Many of our clients own Telstra shares and by now would have received the offer documents. The Telstra buyback is typical of others that have happened in the past to other companies whereby those shareholders interested tender to Telstra to sell their shares back to Telstra at a price discounted to the actual value of the shares.
The discount range you tender is between 6 to 14%. The value you are paid is then broken down to a capital component of $1.78 with the balance being a fully franked dividend. Example: Telstra’s price is $5.00 for example. You tender to sell back at 10% and are successful. Therefore you will receive $450 being $1.78 capital plus $2.72 fully franked dividend. Should you or shouldn’t you? It is likely that the successful tenders will be at the top end of the range at 14%. The two factors that then determine if it is worthwhile are:
- Your marginal tax rate. If you own the shares in your super fund that is not paying any tax because you are in pension phase, then it is worthwhile. A super fund paying 15% rate will get a minor benefit.

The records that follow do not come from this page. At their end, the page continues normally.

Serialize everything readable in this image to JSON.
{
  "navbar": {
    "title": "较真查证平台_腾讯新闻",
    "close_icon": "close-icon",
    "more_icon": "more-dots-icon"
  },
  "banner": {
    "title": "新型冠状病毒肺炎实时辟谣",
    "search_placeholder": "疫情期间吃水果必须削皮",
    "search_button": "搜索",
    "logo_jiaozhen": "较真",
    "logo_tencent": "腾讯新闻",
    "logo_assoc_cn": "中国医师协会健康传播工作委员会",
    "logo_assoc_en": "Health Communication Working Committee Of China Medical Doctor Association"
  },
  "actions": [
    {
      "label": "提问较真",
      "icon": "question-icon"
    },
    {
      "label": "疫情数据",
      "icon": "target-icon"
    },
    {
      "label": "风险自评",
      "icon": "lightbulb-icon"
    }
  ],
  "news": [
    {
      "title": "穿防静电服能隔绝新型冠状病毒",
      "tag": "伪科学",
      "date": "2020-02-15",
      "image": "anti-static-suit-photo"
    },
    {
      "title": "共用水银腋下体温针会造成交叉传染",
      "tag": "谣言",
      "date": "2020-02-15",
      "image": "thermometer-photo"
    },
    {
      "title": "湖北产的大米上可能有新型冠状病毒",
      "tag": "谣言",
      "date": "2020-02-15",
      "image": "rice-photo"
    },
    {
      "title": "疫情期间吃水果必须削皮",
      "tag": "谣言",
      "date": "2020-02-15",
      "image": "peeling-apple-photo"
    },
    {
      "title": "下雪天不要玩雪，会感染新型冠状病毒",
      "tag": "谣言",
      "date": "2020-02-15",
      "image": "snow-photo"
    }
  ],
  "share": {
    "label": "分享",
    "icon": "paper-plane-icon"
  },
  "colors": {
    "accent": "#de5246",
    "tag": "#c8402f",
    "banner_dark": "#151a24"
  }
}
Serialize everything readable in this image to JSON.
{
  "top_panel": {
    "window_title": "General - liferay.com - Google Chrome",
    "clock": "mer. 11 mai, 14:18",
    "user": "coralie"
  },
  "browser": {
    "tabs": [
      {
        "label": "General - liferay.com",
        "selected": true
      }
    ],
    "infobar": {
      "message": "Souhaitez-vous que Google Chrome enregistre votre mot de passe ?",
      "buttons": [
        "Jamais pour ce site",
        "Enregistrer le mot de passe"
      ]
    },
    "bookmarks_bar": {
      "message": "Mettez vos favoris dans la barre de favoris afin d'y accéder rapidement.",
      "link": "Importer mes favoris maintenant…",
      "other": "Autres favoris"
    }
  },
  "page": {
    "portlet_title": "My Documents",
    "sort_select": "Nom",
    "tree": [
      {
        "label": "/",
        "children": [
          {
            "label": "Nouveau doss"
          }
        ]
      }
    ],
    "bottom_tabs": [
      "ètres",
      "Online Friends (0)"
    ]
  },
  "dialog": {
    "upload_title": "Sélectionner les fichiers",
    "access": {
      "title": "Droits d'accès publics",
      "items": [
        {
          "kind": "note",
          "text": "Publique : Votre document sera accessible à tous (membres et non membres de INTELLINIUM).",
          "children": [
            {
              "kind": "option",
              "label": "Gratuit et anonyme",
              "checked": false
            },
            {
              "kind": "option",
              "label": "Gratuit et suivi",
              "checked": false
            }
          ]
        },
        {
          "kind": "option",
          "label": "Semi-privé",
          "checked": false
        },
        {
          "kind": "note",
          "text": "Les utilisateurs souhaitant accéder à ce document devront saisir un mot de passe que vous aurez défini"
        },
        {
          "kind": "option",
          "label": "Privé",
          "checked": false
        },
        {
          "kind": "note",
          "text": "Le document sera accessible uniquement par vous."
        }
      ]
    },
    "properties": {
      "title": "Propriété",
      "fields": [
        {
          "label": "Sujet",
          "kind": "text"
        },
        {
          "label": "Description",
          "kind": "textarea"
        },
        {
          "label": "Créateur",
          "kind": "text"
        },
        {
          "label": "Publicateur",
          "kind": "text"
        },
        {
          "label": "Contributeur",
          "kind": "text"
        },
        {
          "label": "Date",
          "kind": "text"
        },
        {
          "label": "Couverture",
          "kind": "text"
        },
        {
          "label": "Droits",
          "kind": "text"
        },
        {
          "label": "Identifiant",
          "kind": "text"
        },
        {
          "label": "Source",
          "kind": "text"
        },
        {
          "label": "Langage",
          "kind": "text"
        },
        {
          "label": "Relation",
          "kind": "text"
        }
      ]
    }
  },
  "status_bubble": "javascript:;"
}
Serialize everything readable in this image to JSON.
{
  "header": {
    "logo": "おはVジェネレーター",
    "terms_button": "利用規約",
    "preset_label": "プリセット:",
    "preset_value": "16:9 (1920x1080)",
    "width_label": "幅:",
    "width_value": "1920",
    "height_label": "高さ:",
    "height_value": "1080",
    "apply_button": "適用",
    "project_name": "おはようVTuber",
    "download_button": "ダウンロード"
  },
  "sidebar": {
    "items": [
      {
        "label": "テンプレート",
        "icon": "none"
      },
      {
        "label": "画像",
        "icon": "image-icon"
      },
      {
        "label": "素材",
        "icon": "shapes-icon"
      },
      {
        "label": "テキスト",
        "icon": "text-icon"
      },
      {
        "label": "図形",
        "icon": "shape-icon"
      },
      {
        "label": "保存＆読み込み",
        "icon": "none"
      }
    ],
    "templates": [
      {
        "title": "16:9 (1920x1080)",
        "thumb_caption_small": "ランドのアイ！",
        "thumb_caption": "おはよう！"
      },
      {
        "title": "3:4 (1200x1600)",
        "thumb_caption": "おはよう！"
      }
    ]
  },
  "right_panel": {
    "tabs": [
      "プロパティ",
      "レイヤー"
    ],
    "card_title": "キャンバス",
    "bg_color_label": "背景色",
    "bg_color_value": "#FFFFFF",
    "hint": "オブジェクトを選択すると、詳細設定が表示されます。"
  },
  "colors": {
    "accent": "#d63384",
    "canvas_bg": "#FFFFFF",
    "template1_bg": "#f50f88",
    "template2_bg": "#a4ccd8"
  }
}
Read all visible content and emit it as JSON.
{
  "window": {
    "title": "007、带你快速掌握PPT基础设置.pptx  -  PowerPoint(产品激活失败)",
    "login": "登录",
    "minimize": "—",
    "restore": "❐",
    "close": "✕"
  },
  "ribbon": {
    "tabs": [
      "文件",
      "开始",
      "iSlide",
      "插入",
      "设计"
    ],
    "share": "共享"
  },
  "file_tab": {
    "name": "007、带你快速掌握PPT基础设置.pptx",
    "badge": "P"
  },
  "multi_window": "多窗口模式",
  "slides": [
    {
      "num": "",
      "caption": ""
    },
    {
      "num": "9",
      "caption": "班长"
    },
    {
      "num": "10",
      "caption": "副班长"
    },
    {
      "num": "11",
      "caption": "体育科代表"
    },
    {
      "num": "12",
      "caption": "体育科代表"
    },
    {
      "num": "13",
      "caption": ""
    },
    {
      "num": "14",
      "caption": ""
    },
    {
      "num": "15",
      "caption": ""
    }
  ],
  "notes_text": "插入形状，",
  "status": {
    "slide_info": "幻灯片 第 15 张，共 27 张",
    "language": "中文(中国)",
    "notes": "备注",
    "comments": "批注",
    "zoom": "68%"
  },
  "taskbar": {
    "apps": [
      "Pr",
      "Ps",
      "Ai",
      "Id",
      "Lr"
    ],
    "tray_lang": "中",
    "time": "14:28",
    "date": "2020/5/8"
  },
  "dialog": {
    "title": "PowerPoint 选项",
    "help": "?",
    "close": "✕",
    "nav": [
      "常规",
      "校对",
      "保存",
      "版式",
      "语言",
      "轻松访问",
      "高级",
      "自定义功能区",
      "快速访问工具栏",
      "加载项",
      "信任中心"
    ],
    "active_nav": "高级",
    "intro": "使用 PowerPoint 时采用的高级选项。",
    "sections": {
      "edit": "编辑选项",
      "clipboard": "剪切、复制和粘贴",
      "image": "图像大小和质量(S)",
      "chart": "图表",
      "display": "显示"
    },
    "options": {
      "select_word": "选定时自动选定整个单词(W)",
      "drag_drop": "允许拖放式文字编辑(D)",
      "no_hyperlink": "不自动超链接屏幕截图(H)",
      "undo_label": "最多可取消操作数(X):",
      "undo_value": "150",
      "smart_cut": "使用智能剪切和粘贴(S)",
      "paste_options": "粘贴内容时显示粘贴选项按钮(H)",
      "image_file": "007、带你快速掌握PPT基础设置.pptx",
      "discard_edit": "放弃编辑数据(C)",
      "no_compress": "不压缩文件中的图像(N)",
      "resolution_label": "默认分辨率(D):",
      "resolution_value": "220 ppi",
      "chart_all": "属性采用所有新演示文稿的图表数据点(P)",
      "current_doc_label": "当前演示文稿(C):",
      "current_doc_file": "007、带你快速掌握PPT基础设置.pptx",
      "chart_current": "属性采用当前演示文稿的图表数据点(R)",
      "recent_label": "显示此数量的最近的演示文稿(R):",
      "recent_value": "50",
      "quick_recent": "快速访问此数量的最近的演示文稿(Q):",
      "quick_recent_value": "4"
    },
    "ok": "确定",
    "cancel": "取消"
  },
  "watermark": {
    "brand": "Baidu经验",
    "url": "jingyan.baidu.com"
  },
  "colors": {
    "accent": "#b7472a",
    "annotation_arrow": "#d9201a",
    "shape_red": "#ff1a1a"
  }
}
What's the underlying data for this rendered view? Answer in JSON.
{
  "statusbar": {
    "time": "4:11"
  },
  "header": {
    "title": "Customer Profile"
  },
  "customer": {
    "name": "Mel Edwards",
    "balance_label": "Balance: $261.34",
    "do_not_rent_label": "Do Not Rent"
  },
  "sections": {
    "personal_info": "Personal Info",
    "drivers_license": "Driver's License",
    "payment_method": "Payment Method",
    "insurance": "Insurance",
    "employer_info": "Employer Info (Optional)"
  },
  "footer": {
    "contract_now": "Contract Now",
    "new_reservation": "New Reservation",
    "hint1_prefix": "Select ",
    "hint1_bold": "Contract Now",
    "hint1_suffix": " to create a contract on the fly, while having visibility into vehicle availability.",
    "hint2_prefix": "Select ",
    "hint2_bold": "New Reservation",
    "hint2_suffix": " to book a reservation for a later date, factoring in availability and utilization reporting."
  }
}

- Your initial cost base. All shareholders would have paid more than $1.78 for each share and as such any successful applicant will incur capital losses which may be useful if planning to incur a capital gain this year.
It also needs to be noted that if the tender is oversubscribed then the buyback will be pro-rated. The minimum buyback should be 880 shares per shareholder. On top of this, any successful shareholder who holds less than 1,230 shares will have all their shares bought back.